Куда гонит эта страшная, беспощадная рука, зачем так больно бьет и мучает, — все равно не узнать… ты не узнаешь.

А тут дети ручонками вцепились, кричат от голода:

— Папа! папа!

А у соседа тоже дети, и у того, кто помыкает и кровь твою пьет, и у того, кто его кровь пьет…

— Господи, только бы день хорошо прошел, да завтра утром проснуться.

А для чего проснуться?

Всюду вонь, нечистота, помои, нагая гниль и гниль разукрашенная.

Все тут сходилось — красивое и безобразное, миловидное и отталкивающее — насыщалось, чтобы зажаждать еще большей сытости, рожало, чтобы убивать, и убивало, чтобы плодиться.

Казалось, вот распояшутся, сбросят с плеч лохмотья и побрякушки, бросятся друг на друга, и закипит свалка, и с перегрызенным горлом и с распоротым животом повалится тело на тело.

Лицемерие подтачивало всякую веру, и эта подлая напускная святость глаза отводила.

Жалкие люди, — ибо по-другому идти жизнь не могла.

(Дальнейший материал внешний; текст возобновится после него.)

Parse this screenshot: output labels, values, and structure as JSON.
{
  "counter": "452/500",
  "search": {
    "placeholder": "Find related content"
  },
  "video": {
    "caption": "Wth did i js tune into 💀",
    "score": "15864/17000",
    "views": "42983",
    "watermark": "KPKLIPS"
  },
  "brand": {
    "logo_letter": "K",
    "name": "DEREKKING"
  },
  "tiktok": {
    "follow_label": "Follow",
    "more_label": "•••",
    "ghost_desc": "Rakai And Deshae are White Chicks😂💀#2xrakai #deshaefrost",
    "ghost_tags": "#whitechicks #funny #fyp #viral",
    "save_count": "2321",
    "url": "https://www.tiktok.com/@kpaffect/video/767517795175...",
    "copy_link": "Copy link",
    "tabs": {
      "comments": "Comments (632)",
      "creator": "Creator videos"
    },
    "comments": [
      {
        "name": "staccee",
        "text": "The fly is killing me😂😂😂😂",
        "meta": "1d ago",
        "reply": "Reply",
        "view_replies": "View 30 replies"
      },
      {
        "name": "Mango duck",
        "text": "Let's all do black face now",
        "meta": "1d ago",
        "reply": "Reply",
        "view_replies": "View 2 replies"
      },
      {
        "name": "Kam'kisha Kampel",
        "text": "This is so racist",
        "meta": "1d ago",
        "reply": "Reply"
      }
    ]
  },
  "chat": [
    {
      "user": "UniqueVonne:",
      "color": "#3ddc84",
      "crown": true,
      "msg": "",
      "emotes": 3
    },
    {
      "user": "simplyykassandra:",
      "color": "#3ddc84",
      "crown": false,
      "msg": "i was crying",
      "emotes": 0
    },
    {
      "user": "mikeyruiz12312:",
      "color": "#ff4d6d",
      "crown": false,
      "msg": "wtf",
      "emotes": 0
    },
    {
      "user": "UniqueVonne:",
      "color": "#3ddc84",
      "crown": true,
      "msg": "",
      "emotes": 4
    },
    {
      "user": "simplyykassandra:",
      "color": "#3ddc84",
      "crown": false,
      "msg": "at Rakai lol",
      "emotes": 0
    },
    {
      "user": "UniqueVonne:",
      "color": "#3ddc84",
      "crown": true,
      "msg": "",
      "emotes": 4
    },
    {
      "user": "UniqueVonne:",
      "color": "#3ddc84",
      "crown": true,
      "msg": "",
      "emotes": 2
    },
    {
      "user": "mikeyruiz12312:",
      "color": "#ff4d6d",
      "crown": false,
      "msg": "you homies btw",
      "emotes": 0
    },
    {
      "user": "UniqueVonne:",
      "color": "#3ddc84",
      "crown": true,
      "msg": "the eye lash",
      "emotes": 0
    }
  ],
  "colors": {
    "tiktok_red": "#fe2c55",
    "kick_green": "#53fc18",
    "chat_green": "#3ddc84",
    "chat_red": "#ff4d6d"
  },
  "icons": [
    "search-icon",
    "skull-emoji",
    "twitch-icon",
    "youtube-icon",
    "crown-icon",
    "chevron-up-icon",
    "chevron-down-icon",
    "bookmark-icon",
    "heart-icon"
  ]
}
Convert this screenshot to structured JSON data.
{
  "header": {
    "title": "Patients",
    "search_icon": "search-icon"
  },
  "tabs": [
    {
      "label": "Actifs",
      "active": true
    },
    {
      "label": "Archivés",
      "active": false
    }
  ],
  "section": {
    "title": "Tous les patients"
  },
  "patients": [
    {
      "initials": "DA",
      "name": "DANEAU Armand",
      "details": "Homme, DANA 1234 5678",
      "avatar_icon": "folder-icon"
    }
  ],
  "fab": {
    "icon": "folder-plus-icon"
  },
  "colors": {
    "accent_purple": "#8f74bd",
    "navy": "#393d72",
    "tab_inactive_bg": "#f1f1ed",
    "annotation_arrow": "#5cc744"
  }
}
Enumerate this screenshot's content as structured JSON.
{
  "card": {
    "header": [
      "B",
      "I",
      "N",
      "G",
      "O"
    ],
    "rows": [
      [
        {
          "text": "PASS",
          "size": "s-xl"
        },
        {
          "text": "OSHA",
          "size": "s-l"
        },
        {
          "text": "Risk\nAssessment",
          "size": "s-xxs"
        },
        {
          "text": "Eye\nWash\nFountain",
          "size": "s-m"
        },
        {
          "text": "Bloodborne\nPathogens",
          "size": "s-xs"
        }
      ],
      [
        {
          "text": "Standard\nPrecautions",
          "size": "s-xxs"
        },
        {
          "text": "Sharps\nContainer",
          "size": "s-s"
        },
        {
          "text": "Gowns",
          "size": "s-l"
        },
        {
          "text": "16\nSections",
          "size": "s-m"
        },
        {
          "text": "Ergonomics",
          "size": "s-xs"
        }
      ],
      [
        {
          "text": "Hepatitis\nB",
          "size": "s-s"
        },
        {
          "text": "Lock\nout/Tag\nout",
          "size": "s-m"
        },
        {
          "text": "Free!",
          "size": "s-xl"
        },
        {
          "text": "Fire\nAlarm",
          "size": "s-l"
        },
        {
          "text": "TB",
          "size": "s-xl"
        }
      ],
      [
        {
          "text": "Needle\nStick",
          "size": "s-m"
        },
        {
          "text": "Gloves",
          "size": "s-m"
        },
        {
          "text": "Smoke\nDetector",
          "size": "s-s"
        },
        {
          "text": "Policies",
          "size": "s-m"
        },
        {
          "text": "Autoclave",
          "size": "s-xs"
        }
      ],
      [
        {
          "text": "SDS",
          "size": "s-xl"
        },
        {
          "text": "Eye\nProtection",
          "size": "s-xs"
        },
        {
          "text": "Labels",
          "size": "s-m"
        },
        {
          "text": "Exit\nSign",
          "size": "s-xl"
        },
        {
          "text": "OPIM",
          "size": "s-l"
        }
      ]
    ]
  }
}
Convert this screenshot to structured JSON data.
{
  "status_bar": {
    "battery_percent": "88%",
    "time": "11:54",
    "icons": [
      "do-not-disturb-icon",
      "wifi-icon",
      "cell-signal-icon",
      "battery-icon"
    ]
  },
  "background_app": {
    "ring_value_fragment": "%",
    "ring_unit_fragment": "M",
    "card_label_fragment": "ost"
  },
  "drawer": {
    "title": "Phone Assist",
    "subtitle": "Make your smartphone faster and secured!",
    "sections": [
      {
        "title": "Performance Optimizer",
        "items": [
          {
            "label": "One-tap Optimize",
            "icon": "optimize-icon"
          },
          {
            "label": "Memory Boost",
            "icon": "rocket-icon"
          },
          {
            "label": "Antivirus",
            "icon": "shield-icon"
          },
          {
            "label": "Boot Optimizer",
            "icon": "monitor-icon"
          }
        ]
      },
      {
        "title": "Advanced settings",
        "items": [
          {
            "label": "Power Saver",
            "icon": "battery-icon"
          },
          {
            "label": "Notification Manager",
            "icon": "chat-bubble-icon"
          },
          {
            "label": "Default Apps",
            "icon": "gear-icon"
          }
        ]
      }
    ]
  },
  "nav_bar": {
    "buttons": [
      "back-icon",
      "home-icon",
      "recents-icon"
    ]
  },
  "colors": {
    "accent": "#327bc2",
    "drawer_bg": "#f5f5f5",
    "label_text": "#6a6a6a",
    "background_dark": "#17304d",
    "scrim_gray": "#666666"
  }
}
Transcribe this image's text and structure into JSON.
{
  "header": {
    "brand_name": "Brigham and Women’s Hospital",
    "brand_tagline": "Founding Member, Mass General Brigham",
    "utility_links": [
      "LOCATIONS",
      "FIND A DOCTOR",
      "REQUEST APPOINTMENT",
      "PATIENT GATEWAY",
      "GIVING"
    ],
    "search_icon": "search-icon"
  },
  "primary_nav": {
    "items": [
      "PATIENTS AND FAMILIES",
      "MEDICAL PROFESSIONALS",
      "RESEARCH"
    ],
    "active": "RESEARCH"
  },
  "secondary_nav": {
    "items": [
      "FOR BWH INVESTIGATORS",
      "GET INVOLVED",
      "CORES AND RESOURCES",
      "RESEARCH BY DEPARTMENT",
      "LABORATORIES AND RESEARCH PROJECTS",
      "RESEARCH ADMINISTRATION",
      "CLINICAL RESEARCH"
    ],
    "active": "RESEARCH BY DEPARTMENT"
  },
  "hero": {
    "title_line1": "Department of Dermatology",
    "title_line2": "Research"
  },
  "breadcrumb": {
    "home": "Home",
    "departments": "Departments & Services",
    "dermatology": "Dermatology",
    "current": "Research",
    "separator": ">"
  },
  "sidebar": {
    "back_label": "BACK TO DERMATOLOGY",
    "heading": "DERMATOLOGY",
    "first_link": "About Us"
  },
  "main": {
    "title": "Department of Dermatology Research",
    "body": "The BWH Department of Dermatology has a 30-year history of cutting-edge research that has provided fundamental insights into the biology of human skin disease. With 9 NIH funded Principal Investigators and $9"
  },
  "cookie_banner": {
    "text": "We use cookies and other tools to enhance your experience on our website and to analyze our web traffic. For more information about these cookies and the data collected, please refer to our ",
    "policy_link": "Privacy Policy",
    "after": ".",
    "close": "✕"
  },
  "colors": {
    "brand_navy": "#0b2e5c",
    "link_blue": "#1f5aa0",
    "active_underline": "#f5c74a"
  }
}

А большего не вмещали…

Даже дети — эти единственно милые и чистые незабудки…

Нечистый подлинно первым был коноводом.

Недаром ходила молва о проклятом пруде, недаром, как угорелые, гнали лошади мимо дома Огорелышевых, — этого гнезда всякой нечисти и судьбы города, а у пешеходов тряслись поджилки.

По-прежнему дом стоял, такой белый, как сахар, а согретый снежной зимой палисадник зацвел теперь душистыми и красными цветами.

Все братья были живы-здоровы.

Николай Павлович завез по осени из-за границы какую-то изумительную и очень острую затею, которую и пустил в ход на своем пригородном имении. Был уличен с поличным, но дело обошлось благополучно: оказалось, князь давно уж этим занимается… и впрок.